Письма лежали на столе доказательством умопомешательства всего на свете. Пуаро, никак не решавшийся вскрыть конверт, адресованный ему, потянул время, вспоминая Наполеона Бонапарта, сумасшедшего.

В обеденном зале император сидел за соседним столиком. Нормальный, здоровый мужчина, невзирая на сумасшедшее содержание мышьяка в мышечных тканях, он прилично играл в шахматы, интересовался современными системами артиллерийского вооружения и болел за футбольный клуб «Аяччо» из города Аяччо, в котором родился. Ну, правда, частенько принимался ходить (по гостиной, столовой, лесу, процедурной) взад-вперед, заложив руки за спину и бубня себе под нос: «Когда же подойдет Груши, когда?! Когда же подойдет, Груши, когда?!». Или в хорошую погоду забирался на башню и с нее высматривал из-под руки свои полки, в 1815-ом году аккурат перед сражением подозрительно резво погнавшиеся за наголову разбитыми пруссаками в противоположную от Ватерлоо сторону. Пуаро жалел выдающегося императора-полководца: мелкотравчатые обитатели «Эльсинора» не упускали случая посмеяться над ним, трижды побежденным. Капитан Гастингс однажды горько высказался по этому поводу: «Рядом с величием велико и ничтожество».
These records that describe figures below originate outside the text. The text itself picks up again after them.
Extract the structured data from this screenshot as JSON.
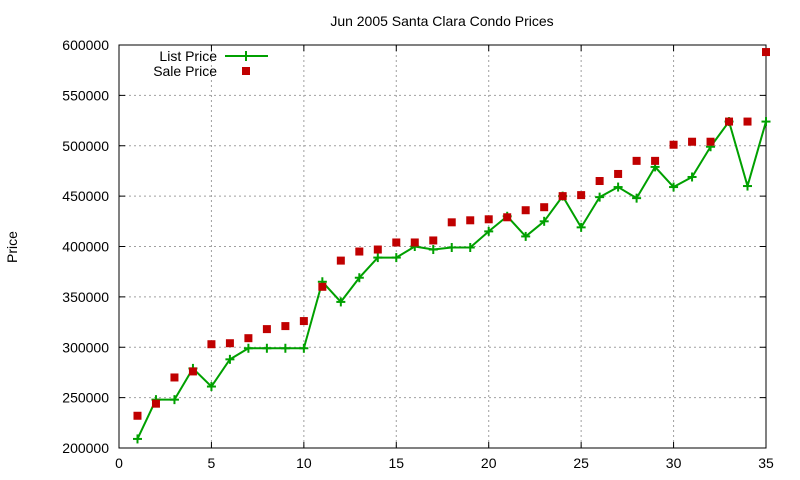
{
  "chart_data": {
    "type": "line",
    "title": "Jun 2005 Santa Clara Condo Prices",
    "xlabel": "",
    "ylabel": "Price",
    "xlim": [
      0,
      35
    ],
    "ylim": [
      200000,
      600000
    ],
    "xticks": [
      0,
      5,
      10,
      15,
      20,
      25,
      30,
      35
    ],
    "yticks": [
      200000,
      250000,
      300000,
      350000,
      400000,
      450000,
      500000,
      550000,
      600000
    ],
    "grid": true,
    "legend_position": "top-left",
    "series": [
      {
        "name": "List Price",
        "style": "lines+points",
        "marker": "plus",
        "color": "#00a000",
        "x": [
          1,
          2,
          3,
          4,
          5,
          6,
          7,
          8,
          9,
          10,
          11,
          12,
          13,
          14,
          15,
          16,
          17,
          18,
          19,
          20,
          21,
          22,
          23,
          24,
          25,
          26,
          27,
          28,
          29,
          30,
          31,
          32,
          33,
          34,
          35
        ],
        "y": [
          209000,
          248000,
          248000,
          279000,
          261000,
          288000,
          299000,
          299000,
          299000,
          299000,
          365000,
          345000,
          369000,
          389000,
          389000,
          400000,
          397000,
          399000,
          399000,
          415000,
          430000,
          410000,
          425000,
          450000,
          419000,
          449000,
          459000,
          448000,
          479000,
          459000,
          469000,
          499000,
          524000,
          460000,
          524000
        ]
      },
      {
        "name": "Sale Price",
        "style": "points",
        "marker": "square",
        "color": "#c00000",
        "x": [
          1,
          2,
          3,
          4,
          5,
          6,
          7,
          8,
          9,
          10,
          11,
          12,
          13,
          14,
          15,
          16,
          17,
          18,
          19,
          20,
          21,
          22,
          23,
          24,
          25,
          26,
          27,
          28,
          29,
          30,
          31,
          32,
          33,
          34,
          35
        ],
        "y": [
          232000,
          244000,
          270000,
          276000,
          303000,
          304000,
          309000,
          318000,
          321000,
          326000,
          360000,
          386000,
          395000,
          397000,
          404000,
          404000,
          406000,
          424000,
          426000,
          427000,
          429000,
          436000,
          439000,
          450000,
          451000,
          465000,
          472000,
          485000,
          485000,
          501000,
          504000,
          504000,
          524000,
          524000,
          593000
        ]
      }
    ]
  }
}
- «Мистеру Шерлоку Холмсу»... - наконец, посмотрел Пуаро на конверт, лежавший первым в стопке. - Мегре написал ему первому... Что ж, может быть, это и справедливо... Шерлок в нашей плеяде первый. «Мистеру Эркюлю Пуаро» - прочитал, отправив конверт, адресованный великому английскому сыщику в нижнюю позицию. - Кажется, это мне.